Kolbermoor – Herrlicher hätte der Vatertag auf dem Anwesen beim Redl in der Schwaig in Kolbermoor gar nicht sein können. Auf dem Programm stand an diesem Tag ein Familientag mit großem Oldtimertreffen und einer ganzen Reihe anderer Attraktionen für die Großen und Kleinen.
Zufrieden waren Andreas und Franz Redl, die ganz im Sinne von Sepp Spielvogel die inzwischen zehnte Veranstaltung ihrer Art organisierten und zusammen mit Mitgliedern vom Trachtenverein GTEV „Immergrün“ Kolbermoor durchführten. Wertvolle Unterstützung in Sachen Verkehr und Parkplatzeinweisung leisteten dabei souverän Mitglieder Freiwilligen Feuerwehr Kolbermoor.
Auch das Wetter
machte noch mit
Für jede Menge Falten auf der Stirn hatte in diesem Jahr zunächst noch die Witterung mit Regen in den Morgenstunden gesorgt. Doch kaum hatte sich dieser verzogen, nahmen zahlreiche Sammler und Oldtimerfreunde aus der gesamten Region die Gelegenheit beim Schopf, ihre historischen Fahrzeuge mit einer Ausfahrt in Richtung Schwaig zu bewegen. Etwa Daniel Schallner aus Rosenheim, der mit ein paar Freunden seinen 15-PS-starken „Fahr“ aus dem Jahr 1951 in die Reihe gleichgesinnter Bulldogklassiker wie Eicher, Fendt, IHC-International, MAN Porsche, Schlüter und anderen Zugmaschinen lenkte.

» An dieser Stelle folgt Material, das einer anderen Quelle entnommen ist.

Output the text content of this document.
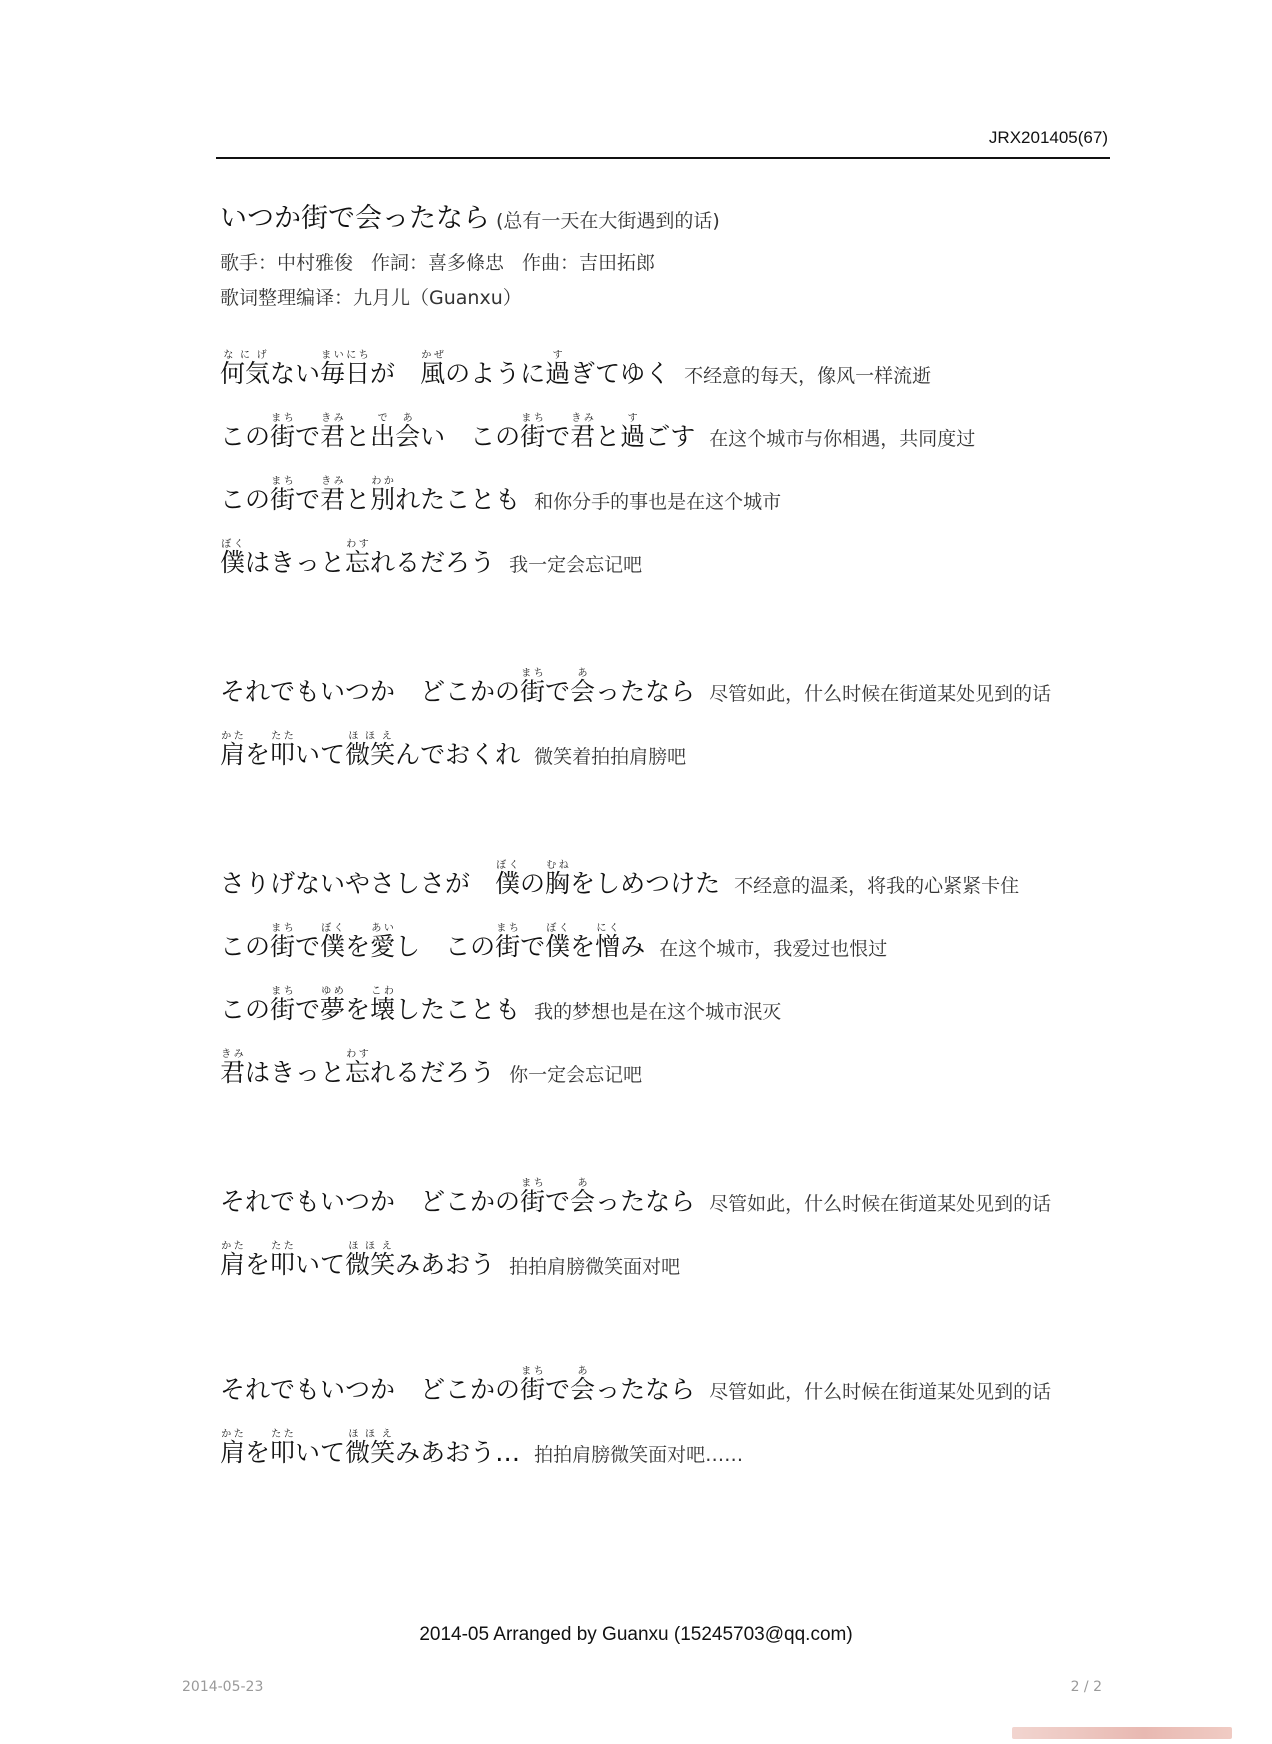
JRX201405(67)
いつか街で会ったなら (总有一天在大街遇到的话)
歌手：中村雅俊 作詞：喜多條忠 作曲：吉田拓郎
歌词整理编译：九月儿（Guanxu）
何気なにげない毎日まいにちが　風かぜのように過すぎてゆく 不经意的每天，像风一样流逝
この街まちで君きみと出会であい　この街まちで君きみと過すごす 在这个城市与你相遇，共同度过
この街まちで君きみと別わかれたことも 和你分手的事也是在这个城市
僕ぼくはきっと忘わすれるだろう 我一定会忘记吧
それでもいつか　どこかの街まちで会あったなら 尽管如此，什么时候在街道某处见到的话
肩かたを叩たたいて微笑ほほえんでおくれ 微笑着拍拍肩膀吧
さりげないやさしさが　僕ぼくの胸むねをしめつけた 不经意的温柔，将我的心紧紧卡住
この街まちで僕ぼくを愛あいし　この街まちで僕ぼくを憎にくみ 在这个城市，我爱过也恨过
この街まちで夢ゆめを壊こわしたことも 我的梦想也是在这个城市泯灭
君きみはきっと忘わすれるだろう 你一定会忘记吧
それでもいつか　どこかの街まちで会あったなら 尽管如此，什么时候在街道某处见到的话
肩かたを叩たたいて微笑ほほえみあおう 拍拍肩膀微笑面对吧
それでもいつか　どこかの街まちで会あったなら 尽管如此，什么时候在街道某处见到的话
肩かたを叩たたいて微笑ほほえみあおう… 拍拍肩膀微笑面对吧……
2014-05 Arranged by Guanxu (15245703@qq.com)
2014-05-23	2 / 2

Echte Hingucker waren heuer ebenso einst reparaturfreundliche Autos, Motorräder, Mopeds und diverse Schnauferl sowie ansehnliche Erntemaschinen, die sich von ihrer schönsten Seite der Öffentlichkeit präsentierten und dabei manchen vierrädrigen Elektro-Jungspund am entfernt gelegenen Parkplatz im übertragenen Sinn vor Neid erblassen ließen.
Ihre stolzen Besitzer und Oldtimerfreunde hatten ihre treuen Lieblinge aus dem letzten Jahrhundert für jeden erkennbar mit Hingabe und Leidenschaft aufpoliert und gepflegt.
Darunter waren auch Heinz Marx und Tobias Mayer, deren „MAN 2K3“, Baujahr 1960 und ein „ICH 523“, Baujahr 1967, beide im unverwüstlichen Zustand, tatsächlich noch bis heute aktiv ihren Dienst verrichten.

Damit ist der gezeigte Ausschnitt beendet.